The study design was simple - 20 participants cycled for 20-minutes on two occasions, each time with two conditions ‘applied’ to the shoulder blade. Lotion application was followed one hour later by placing an absorbent patch to collect the sweat. The patches were weighed pre- and post-exercise to determine the volume of sweat perspired.

The results were interesting. Localised sweat rate was lower when Sunscreen B (Nivea) was applied in comparison to the organic Sunscreen A or the no-lotion control. (For anyone interested, the antiperspirant was the lowest of all - see graph below).

Image credit: Corona and Vargas (2016) ©

So, what caused the difference in sweat rate?

The major active ingredients in the lotions were different: oxybenzone for Sunscreen A and titanium dioxide for Sunscreen B. Also, it was speculated that ‘phenylbenzimidazole sodium sulfonate’ - a secondary ingredient consisting of very small particles and used in combination with titanium dioxide in Sunscreen B - may penetrate the skin and physically interfere with sweating.

Ultimately, the paper highlighted a potential conflict between thermoregulation and the need for skin protection when you're out in the sun (i.e. high UV). It was clear that future research should aim to identify the ingredients that caused this interference with sweating.

What the paper didn’t investigate though was the physiological relevance of Sunscreen B and specifically its impact on core temperature. Whilst a reduction in sweat rate was measured in this case, it only makes a significant difference if it negatively impacts body temperature.
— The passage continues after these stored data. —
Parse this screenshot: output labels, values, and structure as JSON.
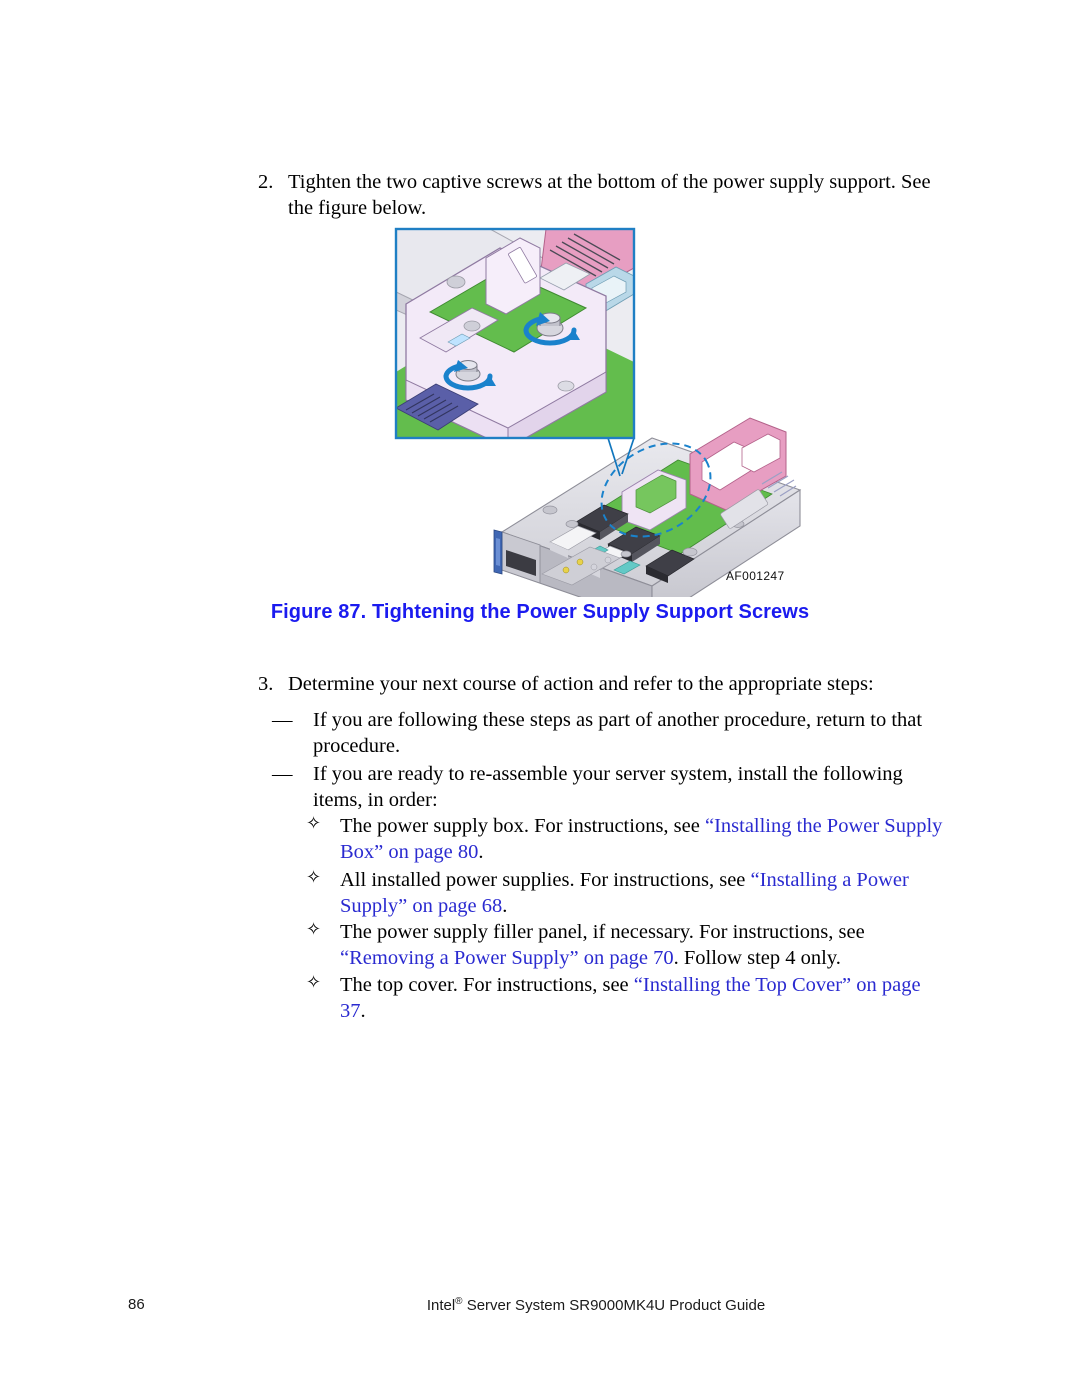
{
  "document": {
    "page_number": "86",
    "footer_title_prefix": "Intel",
    "footer_title_reg": "®",
    "footer_title_suffix": " Server System SR9000MK4U Product Guide"
  },
  "steps": [
    {
      "number": "2.",
      "text": "Tighten the two captive screws at the bottom of the power supply support. See the figure below."
    },
    {
      "number": "3.",
      "text": "Determine your next course of action and refer to the appropriate steps:"
    }
  ],
  "dash_bullets": [
    {
      "marker": "—",
      "text": "If you are following these steps as part of another procedure, return to that procedure."
    },
    {
      "marker": "—",
      "text": "If you are ready to re-assemble your server system, install the following items, in order:"
    }
  ],
  "diamond_bullets": [
    {
      "marker": "✧",
      "lead": "The power supply box. For instructions, see ",
      "link": "“Installing the Power Supply Box” on page 80",
      "tail": "."
    },
    {
      "marker": "✧",
      "lead": "All installed power supplies. For instructions, see ",
      "link": "“Installing a Power Supply” on page 68",
      "tail": "."
    },
    {
      "marker": "✧",
      "lead": "The power supply filler panel, if necessary. For instructions, see ",
      "link": "“Removing a Power Supply” on page 70",
      "tail": ". Follow step 4 only."
    },
    {
      "marker": "✧",
      "lead": "The top cover. For instructions, see ",
      "link": "“Installing the Top Cover” on page 37",
      "tail": "."
    }
  ],
  "figure": {
    "caption": "Figure 87. Tightening the Power Supply Support Screws",
    "artwork_id": "AF001247",
    "caption_color": "#1b1bef",
    "link_color": "#2a2ad0",
    "callout_border_color": "#1f7fc4",
    "leader_line_color": "#1176bd",
    "arrow_color": "#1a82cc",
    "pcb_green": "#5fba4a",
    "chassis_gray": "#d8d8dc",
    "riser_pink": "#e58fb8",
    "support_lavender": "#e8dcf0"
  }
}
After all, a raised core body temperature is the limiting factor on performance.

A couple of earlier studies on sunscreen and exercise performance had fortunately looked into this and had measured core temperature changes (more here). After exercising for 45-minutes with and without sunscreen in hot conditions, no differences were found for rectal temperature or total body sweat loss.

Whilst this is encouraging to read and suggests that ‘real-world’ effects may be limited, only one type of sunscreen was used and there wasn’t any information provided about the sunscreen brand or ingredients. Therefore, it’s feasible that the one tested was similar in formulation to Sunscreen A from the study in Costa Rica and didn’t have an impeding effect on sweating.

To play the devil’s advocate, had the sunscreen been like B, would a difference have been seen?

Does sunscreen affect how much you sweat? 

I think it’s pretty clear that when it comes to the effects of applying sunscreen and thermoregulation, we need much more research to make any solid conclusions.

One question worth asking is does the body upregulate sweating in other areas to compensate for an impediment in areas where sunscreen has been applied?

It does appear some sunscreens may impede our ability to sweat, but not all of them. (Note: Sunscreen A was marketed for use in sports and so whilst it can be easy to put that kind of thing down to ‘marketing’, maybe the manufacturers are onto something).

It’s also important not to get tunnel-vision with the research and disregard our own real-world experiences. A lot of us will know that wearing sunscreen hasn’t stopped us from sweating buckets when exercising (you’re definitely made aware of your sunscreen-tainted-sweat when it eventually runs into your eyes and stings like hell).

Therefore, it’s important to remember that what’s clinically significant (i.e. what matters in the ‘real-world’ and impacts on performance) should be given greater weight than statistical significance found in the laboratory.

Yes, some sunscreens may negatively impact our ability to sweat but enough to influence the body’s core temperature and impact on an athlete’s performance? It doesn’t seem likely. 

So, keep slapping on the sunscreen when the sun is shining to make sure you're protecting yourself from those harmful UV rays. The health benefits of wearing sunscreen far outweigh the negatives of your sweat stinging your eyes when exercising. 

And for now, we await further research that might help us understand whether we should be using different types of sunscreen for exercise.